Crypto Citizen 101 — The Citizen's Oath · Lesson 3 of 5

Self-custody vs custodial — who holds the keys?

4 min · interactive

There are only two answers to "who controls this wallet?": you or someone else. There is no third option. Every story you read about exchange collapses, frozen accounts, or hacked custodians boils down to a user who didn't understand which of the two boxes they were in.

The rule, in one line

Not your keys, not your coins.

If you don't hold the private key, you don't hold the asset — you hold a promise from someone who does.

Custodial — convenience, with counterparty risk

A custodial wallet (or exchange account) is run by a company that holds the keys on your behalf. You log in with email and password; the provider signs transactions internally.

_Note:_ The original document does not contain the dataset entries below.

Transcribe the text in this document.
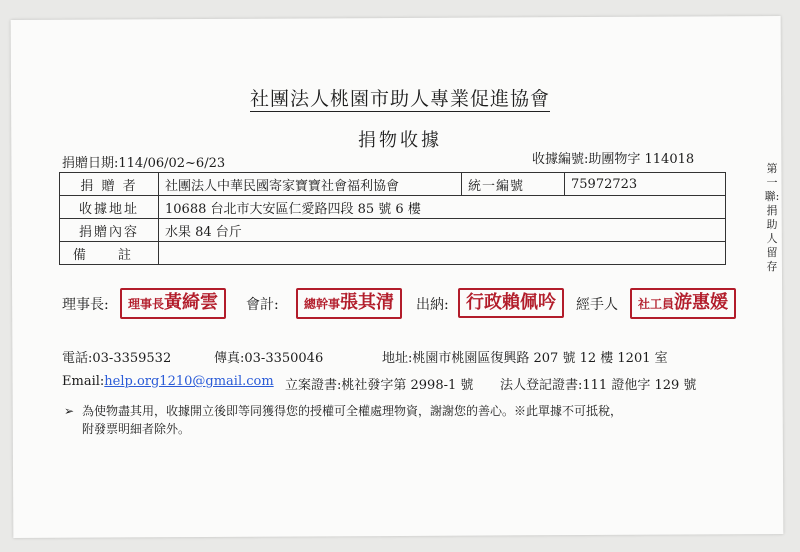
社團法人桃園市助人專業促進協會
捐物收據
捐贈日期:114/06/02~6/23	收據編號:助團物字 114018
第一聯:捐助人留存
捐 贈 者	社團法人中華民國寄家寶寶社會福利協會	統一編號	75972723
收據地址	10688 台北市大安區仁愛路四段 85 號 6 樓		
捐贈內容	水果 84 台斤		
備 註			
理事長:	理事長黃綺雲	會計:	總幹事張其清	出納: 行政賴佩吟	經手人	社工員游惠媛
電話:03-3359532	傳真:03-3350046	地址:桃園市桃園區復興路 207 號 12 樓 1201 室
Email:help.org1210@gmail.com 立案證書:桃社發字第 2998-1 號 法人登記證書:111 證他字 129 號
➢ 為使物盡其用，收據開立後即等同獲得您的授權可全權處理物資，謝謝您的善心。※此單據不可抵稅，
附發票明細者除外。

What you get: password resets, 2FA recovery, regulated fiat on-ramps, professional security teams.

What you give up: the provider can freeze your funds, lose them, get hacked, get shut down by a regulator, or simply close your account. None of these are theoretical — every one of them has happened to large, well-known providers in the last decade.

A useful framing: a custodial account is a bank deposit denominated in crypto. You're a creditor of the provider. Treat your balance there the way you would treat money sitting in a bank account from a country whose politics worry you.

Self-custody — sovereignty, with responsibility

A self-custody wallet holds the keys on your device (or in your head, if you've memorised the seed). Gopnik's "imported wallet" path falls here, as does any hardware wallet you set up yourself.

What you get: nobody can freeze, censor, or seize your funds. Nobody can lose them on your behalf. The asset is yours in the literal sense.

What you give up: every safety net. There is no password reset. There is no support agent. If your phone dies and your written seed got wet, the funds are gone forever. Self-custody is a high-skill activity with a very steep penalty for forgetting one thing.

The pragmatic middle ground

Most experienced users run both, with different roles:

  • A small "hot" balance in a custodial account or a hosted wallet on a phone. Used for daily payments. The amount is bounded — you can afford to lose it.
  • A larger "cold" balance in a self-custody hardware wallet whose seed is written on metal, stored in two physical locations, and never typed into anything connected to the internet. Used for savings.

Gopnik supports both. The wallet tab shows you which kind each wallet is. If you can't tell at a glance, that's the bug to fix first.

The check that catches almost every mistake

Before you put more than a week's expenses into any wallet, answer two questions out loud:

  1. If the company hosting this wallet went bankrupt tomorrow, would the funds still be mine?
  2. If my phone fell in the ocean tonight, do I have everything I need to recover the funds without a single piece of paperwork from this company?

If both answers are yes, you're in self-custody. If either is no, you're a creditor. There's no shame in being a creditor — just know that you are one.